Aline

Témoignage Aline Declerck (24 ans) : « Ce n’est pas la fin du monde. J’ai cette chose en moi, mais je ne suis pas cette chose »

Prévention Dépistage Soin psychosociaux

Aline Declerck (24 ans) est une assistante en marketing. Elle est aux portes de la vie d’adulte et vient de trouver son premier emploi. Elle est porteuse du gène BRCA1. Concrètement : chez elle, le risque de cancer du sein est de 90 % et celui de cancer du col de l’utérus est de 60 %.

« Ma tante a succombé à un cancer du sein à l’âge de 49 ans. Les examens ont également révélé la présence du gène BRCA1 chez ma mère. Ma sœur et moi savions qu’il y avait une chance sur deux pour que nous soyons aussi porteuses.

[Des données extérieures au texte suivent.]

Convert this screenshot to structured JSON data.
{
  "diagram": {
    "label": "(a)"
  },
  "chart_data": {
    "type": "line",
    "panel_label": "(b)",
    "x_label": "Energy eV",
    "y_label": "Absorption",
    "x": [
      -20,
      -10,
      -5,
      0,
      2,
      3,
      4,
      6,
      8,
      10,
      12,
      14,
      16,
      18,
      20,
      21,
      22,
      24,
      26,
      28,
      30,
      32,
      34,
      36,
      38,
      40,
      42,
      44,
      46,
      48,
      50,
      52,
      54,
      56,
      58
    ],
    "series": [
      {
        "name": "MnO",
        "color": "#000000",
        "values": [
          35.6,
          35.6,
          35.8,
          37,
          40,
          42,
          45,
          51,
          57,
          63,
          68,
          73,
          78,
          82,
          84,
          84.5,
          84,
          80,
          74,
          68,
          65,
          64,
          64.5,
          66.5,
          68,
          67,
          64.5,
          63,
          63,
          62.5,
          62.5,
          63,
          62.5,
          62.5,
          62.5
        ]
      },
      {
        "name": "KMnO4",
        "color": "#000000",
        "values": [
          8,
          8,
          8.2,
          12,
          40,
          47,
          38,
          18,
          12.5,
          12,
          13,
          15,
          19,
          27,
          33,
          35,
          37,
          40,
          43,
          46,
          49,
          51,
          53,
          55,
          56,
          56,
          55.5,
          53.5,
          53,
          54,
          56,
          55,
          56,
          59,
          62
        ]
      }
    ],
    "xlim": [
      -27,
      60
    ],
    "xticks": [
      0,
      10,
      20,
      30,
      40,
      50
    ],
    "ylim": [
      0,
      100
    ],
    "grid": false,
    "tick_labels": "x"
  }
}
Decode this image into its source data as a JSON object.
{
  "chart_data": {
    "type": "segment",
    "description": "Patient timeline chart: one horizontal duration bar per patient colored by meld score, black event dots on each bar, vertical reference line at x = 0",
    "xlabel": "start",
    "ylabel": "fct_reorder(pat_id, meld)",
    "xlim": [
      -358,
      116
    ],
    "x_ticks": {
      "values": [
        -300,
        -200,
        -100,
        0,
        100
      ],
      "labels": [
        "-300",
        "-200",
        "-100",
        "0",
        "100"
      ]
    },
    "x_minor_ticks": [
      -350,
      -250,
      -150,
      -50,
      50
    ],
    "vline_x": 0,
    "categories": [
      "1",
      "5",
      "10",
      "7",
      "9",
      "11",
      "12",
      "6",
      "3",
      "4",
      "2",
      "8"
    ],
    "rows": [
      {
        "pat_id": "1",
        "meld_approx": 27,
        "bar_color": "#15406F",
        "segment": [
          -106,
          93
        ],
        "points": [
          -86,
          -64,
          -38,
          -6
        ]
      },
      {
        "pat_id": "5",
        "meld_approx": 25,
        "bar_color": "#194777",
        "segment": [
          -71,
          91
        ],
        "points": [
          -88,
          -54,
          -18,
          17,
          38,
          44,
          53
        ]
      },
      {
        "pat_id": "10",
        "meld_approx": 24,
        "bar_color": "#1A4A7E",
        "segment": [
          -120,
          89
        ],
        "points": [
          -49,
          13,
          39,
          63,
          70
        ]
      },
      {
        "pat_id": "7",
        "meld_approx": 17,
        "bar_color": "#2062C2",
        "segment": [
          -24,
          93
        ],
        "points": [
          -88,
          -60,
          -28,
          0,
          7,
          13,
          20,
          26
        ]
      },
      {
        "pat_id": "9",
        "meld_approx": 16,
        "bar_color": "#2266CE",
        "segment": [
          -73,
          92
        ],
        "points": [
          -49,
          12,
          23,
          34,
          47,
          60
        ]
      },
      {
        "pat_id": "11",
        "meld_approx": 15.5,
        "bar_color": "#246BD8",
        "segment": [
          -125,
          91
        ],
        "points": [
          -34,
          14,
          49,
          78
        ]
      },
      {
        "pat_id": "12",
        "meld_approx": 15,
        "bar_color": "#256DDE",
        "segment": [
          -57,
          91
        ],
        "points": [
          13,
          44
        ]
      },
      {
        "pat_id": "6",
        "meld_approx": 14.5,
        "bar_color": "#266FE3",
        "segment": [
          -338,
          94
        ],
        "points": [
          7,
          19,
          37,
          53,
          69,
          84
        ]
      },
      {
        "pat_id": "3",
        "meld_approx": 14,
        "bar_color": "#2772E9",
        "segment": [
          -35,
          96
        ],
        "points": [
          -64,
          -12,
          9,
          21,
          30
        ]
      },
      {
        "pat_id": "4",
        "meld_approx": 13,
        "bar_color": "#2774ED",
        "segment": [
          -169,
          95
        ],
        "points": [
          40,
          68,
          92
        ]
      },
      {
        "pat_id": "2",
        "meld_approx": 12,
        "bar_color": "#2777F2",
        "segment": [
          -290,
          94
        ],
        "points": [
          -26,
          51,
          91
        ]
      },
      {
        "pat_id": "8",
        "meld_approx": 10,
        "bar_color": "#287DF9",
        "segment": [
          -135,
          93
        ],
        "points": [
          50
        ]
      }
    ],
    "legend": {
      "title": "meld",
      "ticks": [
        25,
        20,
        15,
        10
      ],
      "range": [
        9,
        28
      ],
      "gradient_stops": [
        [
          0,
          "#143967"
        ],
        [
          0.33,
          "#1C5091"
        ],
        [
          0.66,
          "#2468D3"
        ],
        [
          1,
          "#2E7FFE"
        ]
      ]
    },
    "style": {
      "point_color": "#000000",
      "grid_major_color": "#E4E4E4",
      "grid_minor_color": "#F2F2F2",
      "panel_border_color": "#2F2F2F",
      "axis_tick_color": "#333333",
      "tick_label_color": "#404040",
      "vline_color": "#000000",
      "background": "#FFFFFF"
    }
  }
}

J’ai été soulagée que ma sœur ne l’ait pas. Et j’ai tout de suite su ce que le médecin allait dire quand il a tourné les yeux vers moi. J’avais 21 ans. Je n’entendais plus ce qu’il me disait.

J’ai refusé l’aide psychologique. Je n’ai pas envie d’en parler ou d’y penser constamment. Mes seins et mon utérus sont examinés tous les six mois. Un moment toujours très éprouvant. Personne n’ose se regarder dans la salle d’attente. Certaines personnes me lancent des regards attristés : "Elle est si jeune…" »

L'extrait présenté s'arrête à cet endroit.